Materials and methods
Participants
2503
Procedure
Subjects were studied on five consecutive days.
Day 1–3: The participants ate the specified diet, drank fluid (35 mL/kg
body weight) and maintained normal physical activity.
Day 4: As Day 1–3. In addition, the subjects collected urine during
24 h.
Day 5: The participants arrived at 7:30 a.m. in the laboratory. An intravenous catheter was placed in fossa cubiti on each side; one for collection of blood samples, the other for infusion of the 51Cr–EDTA and
hypertonic saline. Urine was collected from 7:00–9:30 a.m. to measure
the effect variables. Afterwards, urine was collected at the following
seven periods: 9:30–10:00 a.m. (P-1), 10:00–10:30 a.m. (P-2),
10:30–11:00 a.m. (P-3), 11:00–11:30 a.m. (P-4), 11:30–12:00 p.m.
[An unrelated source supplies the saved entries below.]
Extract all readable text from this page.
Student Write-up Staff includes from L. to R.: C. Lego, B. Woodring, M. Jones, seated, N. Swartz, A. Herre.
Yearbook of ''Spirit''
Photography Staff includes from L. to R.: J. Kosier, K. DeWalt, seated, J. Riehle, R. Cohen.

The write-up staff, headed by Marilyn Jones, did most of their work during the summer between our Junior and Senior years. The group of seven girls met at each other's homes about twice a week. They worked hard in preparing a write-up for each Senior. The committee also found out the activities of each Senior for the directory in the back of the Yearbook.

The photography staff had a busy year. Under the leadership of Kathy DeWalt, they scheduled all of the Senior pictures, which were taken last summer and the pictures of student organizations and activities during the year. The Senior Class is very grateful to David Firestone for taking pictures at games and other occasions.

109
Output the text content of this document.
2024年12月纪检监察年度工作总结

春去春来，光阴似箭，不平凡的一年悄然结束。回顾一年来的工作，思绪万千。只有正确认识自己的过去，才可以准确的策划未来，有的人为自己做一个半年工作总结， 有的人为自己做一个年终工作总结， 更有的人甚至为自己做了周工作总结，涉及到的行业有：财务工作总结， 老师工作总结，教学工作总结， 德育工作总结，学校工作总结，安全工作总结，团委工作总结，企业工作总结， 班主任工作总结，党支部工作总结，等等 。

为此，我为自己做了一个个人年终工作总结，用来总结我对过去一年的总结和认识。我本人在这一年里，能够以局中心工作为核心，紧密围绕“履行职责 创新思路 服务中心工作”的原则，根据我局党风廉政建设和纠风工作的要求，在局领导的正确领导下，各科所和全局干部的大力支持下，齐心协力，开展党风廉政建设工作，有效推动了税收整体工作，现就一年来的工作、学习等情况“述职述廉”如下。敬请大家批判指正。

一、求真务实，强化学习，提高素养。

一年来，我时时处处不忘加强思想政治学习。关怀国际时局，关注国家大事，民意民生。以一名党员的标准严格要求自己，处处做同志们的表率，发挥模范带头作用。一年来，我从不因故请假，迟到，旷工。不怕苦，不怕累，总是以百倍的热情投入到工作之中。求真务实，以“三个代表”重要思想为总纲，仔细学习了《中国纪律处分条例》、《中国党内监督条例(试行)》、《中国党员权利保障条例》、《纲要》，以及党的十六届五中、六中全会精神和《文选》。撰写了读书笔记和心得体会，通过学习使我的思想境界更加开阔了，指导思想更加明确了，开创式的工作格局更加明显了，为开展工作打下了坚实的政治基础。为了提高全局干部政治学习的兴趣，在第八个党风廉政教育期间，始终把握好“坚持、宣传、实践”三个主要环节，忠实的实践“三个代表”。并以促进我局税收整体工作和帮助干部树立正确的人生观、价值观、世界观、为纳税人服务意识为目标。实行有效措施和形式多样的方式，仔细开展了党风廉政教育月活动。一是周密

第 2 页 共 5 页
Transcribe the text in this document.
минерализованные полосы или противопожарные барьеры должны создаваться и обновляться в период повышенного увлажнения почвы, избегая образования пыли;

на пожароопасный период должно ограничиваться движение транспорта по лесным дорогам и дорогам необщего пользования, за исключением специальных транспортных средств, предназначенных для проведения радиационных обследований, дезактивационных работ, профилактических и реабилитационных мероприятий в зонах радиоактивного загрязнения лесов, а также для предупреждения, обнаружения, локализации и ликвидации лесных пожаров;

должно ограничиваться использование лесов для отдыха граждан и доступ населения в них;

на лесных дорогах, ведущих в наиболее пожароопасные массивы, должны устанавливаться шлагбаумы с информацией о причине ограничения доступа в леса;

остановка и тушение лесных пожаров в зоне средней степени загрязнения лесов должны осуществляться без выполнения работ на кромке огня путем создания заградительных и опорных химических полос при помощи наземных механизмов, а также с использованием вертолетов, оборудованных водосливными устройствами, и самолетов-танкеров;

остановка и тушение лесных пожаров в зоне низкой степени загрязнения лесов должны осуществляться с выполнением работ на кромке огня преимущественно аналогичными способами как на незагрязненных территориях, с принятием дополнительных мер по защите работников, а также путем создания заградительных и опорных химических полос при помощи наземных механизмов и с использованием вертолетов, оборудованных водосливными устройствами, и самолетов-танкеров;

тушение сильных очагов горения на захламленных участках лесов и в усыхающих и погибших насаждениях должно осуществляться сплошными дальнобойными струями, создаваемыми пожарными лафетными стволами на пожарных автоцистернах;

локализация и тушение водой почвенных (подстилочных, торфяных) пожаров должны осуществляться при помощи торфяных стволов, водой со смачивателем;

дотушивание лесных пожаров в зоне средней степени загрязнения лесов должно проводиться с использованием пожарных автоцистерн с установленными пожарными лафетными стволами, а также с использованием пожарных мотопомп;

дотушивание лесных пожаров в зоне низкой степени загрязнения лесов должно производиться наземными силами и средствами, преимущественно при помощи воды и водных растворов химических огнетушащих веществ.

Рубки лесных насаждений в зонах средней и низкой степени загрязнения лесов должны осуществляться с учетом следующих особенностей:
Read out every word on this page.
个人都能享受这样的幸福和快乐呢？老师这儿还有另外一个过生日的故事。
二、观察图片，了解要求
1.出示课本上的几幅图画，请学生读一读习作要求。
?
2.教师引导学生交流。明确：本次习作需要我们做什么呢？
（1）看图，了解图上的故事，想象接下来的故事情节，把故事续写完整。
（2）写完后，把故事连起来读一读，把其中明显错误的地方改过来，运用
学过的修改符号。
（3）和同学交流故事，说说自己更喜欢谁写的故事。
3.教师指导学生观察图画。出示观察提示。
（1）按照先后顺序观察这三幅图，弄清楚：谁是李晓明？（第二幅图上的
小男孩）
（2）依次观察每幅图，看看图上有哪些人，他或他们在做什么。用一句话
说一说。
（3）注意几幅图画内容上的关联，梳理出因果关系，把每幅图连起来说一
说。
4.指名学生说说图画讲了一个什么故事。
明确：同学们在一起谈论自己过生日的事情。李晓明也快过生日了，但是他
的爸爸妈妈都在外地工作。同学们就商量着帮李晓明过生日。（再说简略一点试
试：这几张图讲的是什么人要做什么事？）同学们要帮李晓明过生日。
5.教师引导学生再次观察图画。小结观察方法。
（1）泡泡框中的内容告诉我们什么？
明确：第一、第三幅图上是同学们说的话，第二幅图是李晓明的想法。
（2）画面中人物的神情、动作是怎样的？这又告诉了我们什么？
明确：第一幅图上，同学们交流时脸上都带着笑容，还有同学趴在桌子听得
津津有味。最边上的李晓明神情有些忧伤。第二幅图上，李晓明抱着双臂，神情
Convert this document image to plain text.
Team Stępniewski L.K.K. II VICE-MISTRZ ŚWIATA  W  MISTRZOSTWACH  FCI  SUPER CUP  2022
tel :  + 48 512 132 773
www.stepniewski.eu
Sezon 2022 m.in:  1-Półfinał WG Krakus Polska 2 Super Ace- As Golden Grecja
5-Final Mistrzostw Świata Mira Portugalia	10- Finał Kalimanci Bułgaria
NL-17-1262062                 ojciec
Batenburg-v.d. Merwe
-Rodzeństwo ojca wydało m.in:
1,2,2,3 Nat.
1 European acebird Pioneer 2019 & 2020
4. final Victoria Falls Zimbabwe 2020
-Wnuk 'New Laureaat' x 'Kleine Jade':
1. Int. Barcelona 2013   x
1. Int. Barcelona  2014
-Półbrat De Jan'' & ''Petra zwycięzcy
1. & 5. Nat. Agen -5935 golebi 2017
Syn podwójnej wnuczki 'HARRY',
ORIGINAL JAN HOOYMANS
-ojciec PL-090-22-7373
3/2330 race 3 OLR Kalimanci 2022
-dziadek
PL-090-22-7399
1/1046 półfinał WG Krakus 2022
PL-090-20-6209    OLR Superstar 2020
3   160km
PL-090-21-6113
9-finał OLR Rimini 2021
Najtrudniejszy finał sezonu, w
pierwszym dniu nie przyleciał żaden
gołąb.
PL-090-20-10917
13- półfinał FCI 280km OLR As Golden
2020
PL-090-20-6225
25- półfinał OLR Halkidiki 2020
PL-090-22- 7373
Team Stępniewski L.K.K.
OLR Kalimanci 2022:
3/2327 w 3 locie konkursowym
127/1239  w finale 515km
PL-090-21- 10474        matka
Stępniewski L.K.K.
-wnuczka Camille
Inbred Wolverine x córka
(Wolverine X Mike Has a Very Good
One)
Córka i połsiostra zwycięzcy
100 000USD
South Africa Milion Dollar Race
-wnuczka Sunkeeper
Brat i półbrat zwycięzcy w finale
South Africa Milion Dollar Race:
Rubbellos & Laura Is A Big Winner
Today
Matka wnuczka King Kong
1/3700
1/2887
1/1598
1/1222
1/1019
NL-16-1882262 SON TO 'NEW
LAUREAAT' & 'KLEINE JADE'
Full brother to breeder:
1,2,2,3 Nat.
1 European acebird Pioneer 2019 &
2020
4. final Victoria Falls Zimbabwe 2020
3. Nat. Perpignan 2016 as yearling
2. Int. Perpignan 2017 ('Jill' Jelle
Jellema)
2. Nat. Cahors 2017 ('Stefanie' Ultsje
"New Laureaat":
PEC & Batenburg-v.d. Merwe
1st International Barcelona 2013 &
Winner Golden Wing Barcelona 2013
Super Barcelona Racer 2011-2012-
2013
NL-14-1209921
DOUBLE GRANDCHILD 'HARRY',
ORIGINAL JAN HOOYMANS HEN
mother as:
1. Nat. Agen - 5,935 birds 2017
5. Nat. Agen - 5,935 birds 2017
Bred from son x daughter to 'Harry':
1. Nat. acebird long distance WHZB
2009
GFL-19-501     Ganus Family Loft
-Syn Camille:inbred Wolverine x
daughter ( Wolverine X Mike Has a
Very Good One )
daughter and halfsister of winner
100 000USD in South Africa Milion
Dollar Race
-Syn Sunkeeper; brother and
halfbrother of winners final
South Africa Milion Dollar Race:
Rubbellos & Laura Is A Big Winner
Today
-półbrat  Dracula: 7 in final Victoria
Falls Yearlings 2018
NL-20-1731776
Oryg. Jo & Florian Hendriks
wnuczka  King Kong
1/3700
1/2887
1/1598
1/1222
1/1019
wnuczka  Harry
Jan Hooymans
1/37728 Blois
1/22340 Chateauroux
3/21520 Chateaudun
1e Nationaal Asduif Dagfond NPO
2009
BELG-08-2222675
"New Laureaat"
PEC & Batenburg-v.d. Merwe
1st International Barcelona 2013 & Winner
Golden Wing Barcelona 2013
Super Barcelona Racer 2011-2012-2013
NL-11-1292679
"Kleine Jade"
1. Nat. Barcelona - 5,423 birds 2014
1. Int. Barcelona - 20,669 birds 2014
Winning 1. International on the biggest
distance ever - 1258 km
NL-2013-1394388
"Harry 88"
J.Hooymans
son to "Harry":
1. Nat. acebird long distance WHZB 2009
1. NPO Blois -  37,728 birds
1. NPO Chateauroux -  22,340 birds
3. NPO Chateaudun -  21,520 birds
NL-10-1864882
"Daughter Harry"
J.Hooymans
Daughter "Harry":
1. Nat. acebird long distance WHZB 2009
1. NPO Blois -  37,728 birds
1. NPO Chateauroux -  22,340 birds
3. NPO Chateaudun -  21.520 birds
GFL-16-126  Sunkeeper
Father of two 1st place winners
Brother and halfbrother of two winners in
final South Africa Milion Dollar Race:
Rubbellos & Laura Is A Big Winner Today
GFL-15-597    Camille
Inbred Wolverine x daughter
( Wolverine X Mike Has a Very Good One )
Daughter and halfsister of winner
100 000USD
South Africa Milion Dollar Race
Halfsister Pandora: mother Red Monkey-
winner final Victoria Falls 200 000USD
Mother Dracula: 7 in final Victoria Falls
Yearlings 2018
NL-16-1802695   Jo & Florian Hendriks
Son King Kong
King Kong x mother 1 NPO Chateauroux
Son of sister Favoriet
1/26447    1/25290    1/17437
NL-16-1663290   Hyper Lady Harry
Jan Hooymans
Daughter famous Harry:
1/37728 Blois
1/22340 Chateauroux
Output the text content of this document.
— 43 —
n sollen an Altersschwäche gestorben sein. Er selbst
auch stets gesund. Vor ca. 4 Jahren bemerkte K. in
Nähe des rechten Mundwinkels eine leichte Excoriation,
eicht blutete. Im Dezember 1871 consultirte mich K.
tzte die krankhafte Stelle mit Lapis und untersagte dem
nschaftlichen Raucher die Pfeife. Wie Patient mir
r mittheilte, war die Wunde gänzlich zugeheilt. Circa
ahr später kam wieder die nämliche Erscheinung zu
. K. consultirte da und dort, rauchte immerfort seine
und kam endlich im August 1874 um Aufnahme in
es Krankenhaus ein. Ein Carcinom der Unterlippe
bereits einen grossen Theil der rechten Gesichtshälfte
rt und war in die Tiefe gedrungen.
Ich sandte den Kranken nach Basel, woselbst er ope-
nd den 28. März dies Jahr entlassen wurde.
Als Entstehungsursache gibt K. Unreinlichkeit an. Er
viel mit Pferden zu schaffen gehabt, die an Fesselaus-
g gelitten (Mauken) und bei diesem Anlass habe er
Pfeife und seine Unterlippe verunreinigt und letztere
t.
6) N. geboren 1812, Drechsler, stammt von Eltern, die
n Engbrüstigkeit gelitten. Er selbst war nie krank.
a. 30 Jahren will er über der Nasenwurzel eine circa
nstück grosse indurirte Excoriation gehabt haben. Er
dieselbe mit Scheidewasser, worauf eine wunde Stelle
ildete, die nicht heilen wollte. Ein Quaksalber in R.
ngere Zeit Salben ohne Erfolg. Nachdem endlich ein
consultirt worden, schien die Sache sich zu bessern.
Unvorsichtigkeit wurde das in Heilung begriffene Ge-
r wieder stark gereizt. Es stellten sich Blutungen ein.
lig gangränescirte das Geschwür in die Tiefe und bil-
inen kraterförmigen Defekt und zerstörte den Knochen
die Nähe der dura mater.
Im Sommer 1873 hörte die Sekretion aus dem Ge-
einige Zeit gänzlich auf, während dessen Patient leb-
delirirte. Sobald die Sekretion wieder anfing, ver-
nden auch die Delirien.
(P-5), 12:00–12:30 p.m. (P-6) and 12:30–01:00 p.m. (P-7). Urine
was analysed for u-AQP-2, u-ENaC, u-osmolality ratio (Osm), u-Na,
u-K, u-creatinine (crea), u-c-AMP, u-PGE2 and u-51Cr–EDTA. The
subjects voided in the standing or sitting position. Otherwise, they
were in the supine position during the examination. Blood samples
were taken every 30 min starting at 9:30 a.m. for analysis of p-AVP,
p-Osm, p-K, p-Na, p-crea, p-albumin and p-51Cr–EDTA. In addition,
the blood samples for measurements of p-ANP, p-BNP, p-PRC, p-Ang
II and p-Aldo were drawn at 8:00 a.m., 11:00 a.m., 12:00 p.m. and
1:00 p.m. A total amount of 350-mL blood was drawn during the each
study day. The blood drawn at blood sampling was immediately substituted with isotonic saline. From 11:00 a.m. to 11:30 a.m. (P-4), 3%
saline was infused (7 mL/kg body weight). Blood pressure and pulse
rate were measured every 30 min during the examination.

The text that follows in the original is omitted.